Mir125b-1 is a microRNA gene. MicroRNAs are crucial regulators in various biological processes, often involved in post-transcriptional regulation of gene expression by binding to target mRNAs [4].

In the human brain, Mir125b-1 is not imprinted. In mice, it is highly expressed in the brain but down-regulated during brain development. It shows preferential expression in the olfactory bulb, thalamus, and hypothalamus, and is enriched in GABAergic neurons, especially somatostatin-expressing GABAergic neurons [1]. Also, its methylation level is significantly correlated with the progression of metastatic clear cell renal cell carcinoma, including late stages, large tumor size, metastasis to lymph nodes and/or distant organs, and loss of differentiation in the tumor [2]. In breast cancer, increased methylation of Mir125b-1 is observed in tumors compared to normal tissues, and it is associated with lymph node metastasis, which can be used to develop a marker system for predicting breast cancer metastasis [3,8]. In non-small cell lung cancer, a significantly high level of its methylation is found in adenocarcinoma and squamous cell lung cancer compared to adjacent normal lung tissue [5]. In ovarian carcinoma, it is hypermethylated at the early stages [7]. And in kidney cancer, its increased methylation levels are associated with the development of distant metastases [6].

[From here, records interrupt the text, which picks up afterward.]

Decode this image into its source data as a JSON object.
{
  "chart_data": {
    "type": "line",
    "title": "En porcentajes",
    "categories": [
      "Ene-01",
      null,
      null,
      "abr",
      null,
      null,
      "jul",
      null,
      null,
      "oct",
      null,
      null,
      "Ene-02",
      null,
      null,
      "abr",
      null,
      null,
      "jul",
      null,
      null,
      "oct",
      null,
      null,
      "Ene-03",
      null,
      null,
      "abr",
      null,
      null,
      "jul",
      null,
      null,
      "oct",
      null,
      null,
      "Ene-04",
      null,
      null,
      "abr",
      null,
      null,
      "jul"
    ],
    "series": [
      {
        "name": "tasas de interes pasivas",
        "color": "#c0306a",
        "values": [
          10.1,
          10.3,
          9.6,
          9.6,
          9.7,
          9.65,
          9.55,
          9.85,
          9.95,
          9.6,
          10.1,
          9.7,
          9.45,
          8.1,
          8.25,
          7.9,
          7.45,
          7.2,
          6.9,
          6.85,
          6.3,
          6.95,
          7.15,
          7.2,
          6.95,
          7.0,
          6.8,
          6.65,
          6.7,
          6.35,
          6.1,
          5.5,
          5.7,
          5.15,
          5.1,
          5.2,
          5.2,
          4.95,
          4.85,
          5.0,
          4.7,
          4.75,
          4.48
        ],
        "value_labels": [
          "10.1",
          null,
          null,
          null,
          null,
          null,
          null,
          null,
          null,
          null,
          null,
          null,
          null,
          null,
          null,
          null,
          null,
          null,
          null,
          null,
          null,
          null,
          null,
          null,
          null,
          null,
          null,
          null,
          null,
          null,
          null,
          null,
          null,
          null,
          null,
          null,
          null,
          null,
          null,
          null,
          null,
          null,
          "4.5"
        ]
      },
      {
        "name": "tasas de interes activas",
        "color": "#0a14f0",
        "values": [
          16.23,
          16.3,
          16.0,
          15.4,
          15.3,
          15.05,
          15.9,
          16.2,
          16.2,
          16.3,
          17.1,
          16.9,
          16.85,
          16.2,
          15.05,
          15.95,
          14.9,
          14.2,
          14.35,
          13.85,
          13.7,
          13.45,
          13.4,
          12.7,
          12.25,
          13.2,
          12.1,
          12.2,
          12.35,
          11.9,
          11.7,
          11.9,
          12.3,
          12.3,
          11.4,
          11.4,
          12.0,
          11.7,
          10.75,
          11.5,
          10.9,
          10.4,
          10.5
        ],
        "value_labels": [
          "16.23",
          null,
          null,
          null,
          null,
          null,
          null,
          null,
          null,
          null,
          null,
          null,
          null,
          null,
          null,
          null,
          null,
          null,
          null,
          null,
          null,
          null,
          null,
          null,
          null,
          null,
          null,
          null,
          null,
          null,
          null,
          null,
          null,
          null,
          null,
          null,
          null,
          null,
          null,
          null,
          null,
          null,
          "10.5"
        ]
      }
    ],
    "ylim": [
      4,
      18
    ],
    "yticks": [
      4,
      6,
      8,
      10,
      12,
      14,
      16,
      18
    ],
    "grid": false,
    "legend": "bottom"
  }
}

In summary, Mir125b-1 is involved in the development and progression of multiple cancers, including renal, breast, lung, and ovarian cancers, through methylation-related mechanisms. In the brain, it shows specific spatiotemporal expression patterns during development. Studies on Mir125b-1, especially those related to its methylation and expression in disease models, help in understanding the pathogenesis of these diseases and may provide potential biomarkers for diagnosis and prognosis.